La garantie des sommes et créances mentionnées aux 1°, 2° et 5° inclut les cotisations et contributions sociales et salariales d'origine légale, ou d'origine conventionnelle imposée par la loi, ainsi que la retenue à la source prévue à l'article 204 A du code général des impôts.
Par suite, les sommes allouées au salarié au titre de l'article 700 du code de procédure civile, qui ne sont pas directement liées à l'exécution ou à la rupture du contrat de travail, ne sont pas couvertes par la garantie des AGS.
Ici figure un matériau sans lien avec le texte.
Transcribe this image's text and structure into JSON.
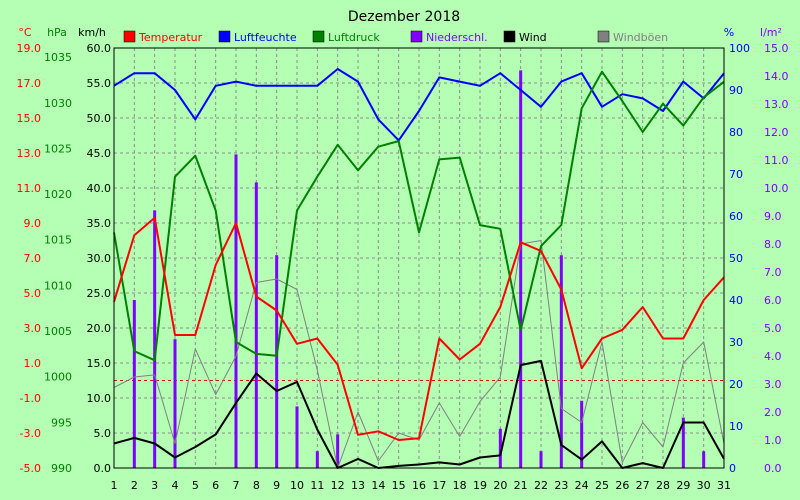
{
  "chart_data": {
    "type": "line",
    "title": "Dezember 2018",
    "axis_units": {
      "temperature": "°C",
      "pressure": "hPa",
      "wind": "km/h",
      "humidity": "%",
      "precipitation": "l/m²"
    },
    "x": [
      1,
      2,
      3,
      4,
      5,
      6,
      7,
      8,
      9,
      10,
      11,
      12,
      13,
      14,
      15,
      16,
      17,
      18,
      19,
      20,
      21,
      22,
      23,
      24,
      25,
      26,
      27,
      28,
      29,
      30,
      31
    ],
    "temperature_ticks": [
      "19.0",
      "17.0",
      "15.0",
      "13.0",
      "11.0",
      "9.0",
      "7.0",
      "5.0",
      "3.0",
      "1.0",
      "-1.0",
      "-3.0",
      "-5.0"
    ],
    "pressure_ticks": [
      "1035",
      "1030",
      "1025",
      "1020",
      "1015",
      "1010",
      "1005",
      "1000",
      "995",
      "990"
    ],
    "wind_ticks": [
      "60.0",
      "55.0",
      "50.0",
      "45.0",
      "40.0",
      "35.0",
      "30.0",
      "25.0",
      "20.0",
      "15.0",
      "10.0",
      "5.0",
      "0.0"
    ],
    "humidity_ticks": [
      "100",
      "90",
      "80",
      "70",
      "60",
      "50",
      "40",
      "30",
      "20",
      "10",
      "0"
    ],
    "precipitation_ticks": [
      "15.0",
      "14.0",
      "13.0",
      "12.0",
      "11.0",
      "10.0",
      "9.0",
      "8.0",
      "7.0",
      "6.0",
      "5.0",
      "4.0",
      "3.0",
      "2.0",
      "1.0",
      "0.0"
    ],
    "ranges": {
      "temperature": [
        -5,
        19
      ],
      "pressure": [
        990,
        1036
      ],
      "wind": [
        0,
        60
      ],
      "humidity": [
        0,
        100
      ],
      "precipitation": [
        0,
        15
      ]
    },
    "grid": true,
    "legend_position": "top",
    "series": [
      {
        "name": "Temperatur",
        "axis": "temperature",
        "color": "#ff0000",
        "width": 2,
        "values": [
          4.5,
          8.3,
          9.3,
          2.6,
          2.6,
          6.6,
          9.0,
          4.8,
          4.0,
          2.1,
          2.4,
          0.9,
          -3.1,
          -2.9,
          -3.4,
          -3.3,
          2.4,
          1.2,
          2.1,
          4.2,
          7.9,
          7.4,
          5.2,
          0.7,
          2.4,
          2.9,
          4.2,
          2.4,
          2.4,
          4.6,
          5.9
        ]
      },
      {
        "name": "Luftfeuchte",
        "axis": "humidity",
        "color": "#0000ff",
        "width": 2,
        "values": [
          91,
          94,
          94,
          90,
          83,
          91,
          92,
          91,
          91,
          91,
          91,
          95,
          92,
          83,
          78,
          85,
          93,
          92,
          91,
          94,
          90,
          86,
          92,
          94,
          86,
          89,
          88,
          85,
          92,
          88,
          94
        ]
      },
      {
        "name": "Luftdruck",
        "axis": "pressure",
        "color": "#008000",
        "width": 2,
        "values": [
          1015.8,
          1002.8,
          1001.8,
          1021.9,
          1024.2,
          1018.2,
          1003.8,
          1002.5,
          1002.3,
          1018.2,
          1021.9,
          1025.4,
          1022.6,
          1025.2,
          1025.8,
          1015.8,
          1023.8,
          1024.0,
          1016.6,
          1016.2,
          1005.1,
          1014.3,
          1016.6,
          1029.4,
          1033.4,
          1030.2,
          1026.8,
          1029.9,
          1027.5,
          1030.6,
          1032.3
        ]
      },
      {
        "name": "Niederschl.",
        "axis": "precipitation",
        "color": "#8000ff",
        "type": "bar",
        "values": [
          0.0,
          6.0,
          9.2,
          4.6,
          0.0,
          0.0,
          11.2,
          10.2,
          7.6,
          2.2,
          0.6,
          1.2,
          0.0,
          0.0,
          0.0,
          0.0,
          0.0,
          0.0,
          0.0,
          1.4,
          14.2,
          0.6,
          7.6,
          2.4,
          0.0,
          0.0,
          0.0,
          0.0,
          1.8,
          0.6,
          0.0
        ]
      },
      {
        "name": "Wind",
        "axis": "wind",
        "color": "#000000",
        "width": 2,
        "values": [
          3.5,
          4.3,
          3.5,
          1.5,
          3.0,
          4.8,
          9.3,
          13.5,
          11.0,
          12.3,
          5.5,
          0.0,
          1.3,
          0.0,
          0.3,
          0.5,
          0.8,
          0.5,
          1.5,
          1.8,
          14.7,
          15.3,
          3.3,
          1.2,
          3.8,
          0.0,
          0.7,
          0.0,
          6.5,
          6.5,
          1.3
        ]
      },
      {
        "name": "Windböen",
        "axis": "wind",
        "color": "#808080",
        "width": 1,
        "values": [
          11.5,
          13.0,
          13.3,
          3.5,
          17.0,
          10.5,
          16.0,
          26.5,
          27.0,
          25.5,
          14.0,
          0.0,
          8.0,
          1.0,
          5.0,
          4.0,
          9.3,
          4.5,
          9.5,
          13.0,
          32.0,
          32.5,
          8.5,
          6.5,
          18.0,
          0.8,
          6.5,
          3.0,
          15.0,
          18.0,
          3.5
        ]
      }
    ]
  }
}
La décision déférée sera infirmée en ce sens.
PAR CES MOTIFS
La Cour, statuant publiquement, par arrêt réputé contradictoire et en dernier ressort ;
Donne acte à l'UNEDIC AGS CGEA d'Annecy de son intervention volontaire et ordonne la mise hors de cause l'UNEDIC AGS CGEA de Toulouse,
Confirme le jugement rendu le 29 janvier 2021 par le conseil de prud'hommes de Nîmes sauf en ce qu'il a :
- ordonné qu'il soit inscrit au passif de la SAS ODF, au profit de M. [D] [K], la créance suivante : 20.707 euros à titre d'indemnité afférente au dépassement du forfait annuel en jours,
- déclaré le jugement commun et opposable à la délégation AGS/CGEA de Toulouse et dit qu' elle devra procéder à l'avance des créances, ,
Et statuant à nouveau sur les éléments infirmés,
Ordonne qu'il soit inscrit au passif de la SAS ODF, au profit de M. [D] [K], la créance suivante : 12.388 euros à titre d'indemnité afférente au dépassement du forfait annuel en jours pour l'année 2017,
Déclare le jugement commun et opposable à la délégation AGS/CGEA d'Annecy et dit qu' elle devra procéder à l'avance des créances salariales,
Donne acte à l'UNEDIC AGS CGEA d'Annecy de ce qu'elle revendique le bénéfice exprès et d'ordre public des textes légaux et décrets réglementaires applicables, tant au plan de la mise en 'uvre du régime d'assurance des créances des salariés, que de ses conditions et étendues de garantie, plus précisément les articles L.3253-8, L.3253-17 et D.3253-5 du code du travail,
Juge n'y avoir lieu à application des dispositions de l'article 700 du code de procédure civile dans le cadre de la procédure d'appel,
Rejette les demandes plus amples ou contraires,
Juge que les dépens seront considérés comme frais privilégiés dans le cadre de la procédure collective
Arrêt signé par le président et par la greffiere.